Литмир - Электронная Библиотека
Содержание  
A
A

Мы отпустили сеньора Бонелльса, немного разволновавшегося во время последних своих показаний, и пригласили войти дона Франсиско Дурана. Встретившись, лекари приветствовали друг друга весьма холодно, но вежливо. Молодой врач уселся и стал задавать нам вопросы, поэтому мы были вынуждены заметить ему, что он здесь для того, чтобы отвечать. Ниже мы приводим содержание опроса.

Вопрос. – Ваше имя?

Ответ. – Франсиско Дуран-и-Конде.

В. – Кем вы приходитесь покойной?

О. – Я домашний врач, с 1798 года.

В. – Вы сменили дона Хайме Бонелльса?

О. – Бонелльс уже успел сказать? Бедный старик. Для него это было нелегко, и он не может забыть об этом. Он говорил обо мне очень плохо?

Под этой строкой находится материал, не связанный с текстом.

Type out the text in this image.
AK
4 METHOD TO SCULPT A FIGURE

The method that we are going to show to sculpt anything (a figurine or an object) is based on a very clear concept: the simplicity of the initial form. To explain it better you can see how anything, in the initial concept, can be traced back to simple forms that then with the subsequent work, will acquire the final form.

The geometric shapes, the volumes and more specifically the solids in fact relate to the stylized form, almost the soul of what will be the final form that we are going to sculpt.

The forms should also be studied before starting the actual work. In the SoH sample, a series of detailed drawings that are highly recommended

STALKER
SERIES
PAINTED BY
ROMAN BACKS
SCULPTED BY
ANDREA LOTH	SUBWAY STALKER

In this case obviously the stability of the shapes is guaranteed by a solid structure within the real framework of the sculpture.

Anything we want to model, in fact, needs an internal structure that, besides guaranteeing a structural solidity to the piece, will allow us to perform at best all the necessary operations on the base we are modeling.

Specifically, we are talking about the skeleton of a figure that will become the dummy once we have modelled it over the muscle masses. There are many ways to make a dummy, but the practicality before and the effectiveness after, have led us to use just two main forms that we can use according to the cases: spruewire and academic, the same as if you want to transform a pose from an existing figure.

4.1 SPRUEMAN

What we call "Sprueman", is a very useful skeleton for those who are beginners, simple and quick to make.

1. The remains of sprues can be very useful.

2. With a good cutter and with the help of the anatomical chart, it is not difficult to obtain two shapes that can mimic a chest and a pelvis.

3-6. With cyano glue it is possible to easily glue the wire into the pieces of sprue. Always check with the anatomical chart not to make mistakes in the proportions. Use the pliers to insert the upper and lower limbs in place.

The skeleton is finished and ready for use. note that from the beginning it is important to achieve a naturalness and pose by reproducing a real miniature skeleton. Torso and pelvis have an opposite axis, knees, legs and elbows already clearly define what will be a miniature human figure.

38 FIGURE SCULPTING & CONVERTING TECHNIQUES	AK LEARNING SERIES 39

В. – Пожалуйста, доктор Дуран. Мы вам повторяем: спрашивать – наше дело. И наш допрос совершенно конфиденциален.

О. – Хорошо-хорошо. Я понимаю. Так лучше. Не будем терять времени напрасно. Спрашивайте.

В. – По какой причине вы стали врачом сеньоры герцогини?

О. – Да по самой обыкновенной. Меня рекомендовали. Я вылечил детей в семье Бенавенто-Осуна. Герцогиню же мучили головные боли, которые никак не поддавались лечению… Ну, короче говоря, старик Бонелльс не мог попасть с ними в точку. А я смог. Большой заслуги здесь нет. Вся медицина – наполовину возможность, наполовину слепой случай. Искусство, еще не вышедшее из пеленок. И лучше знать об этом.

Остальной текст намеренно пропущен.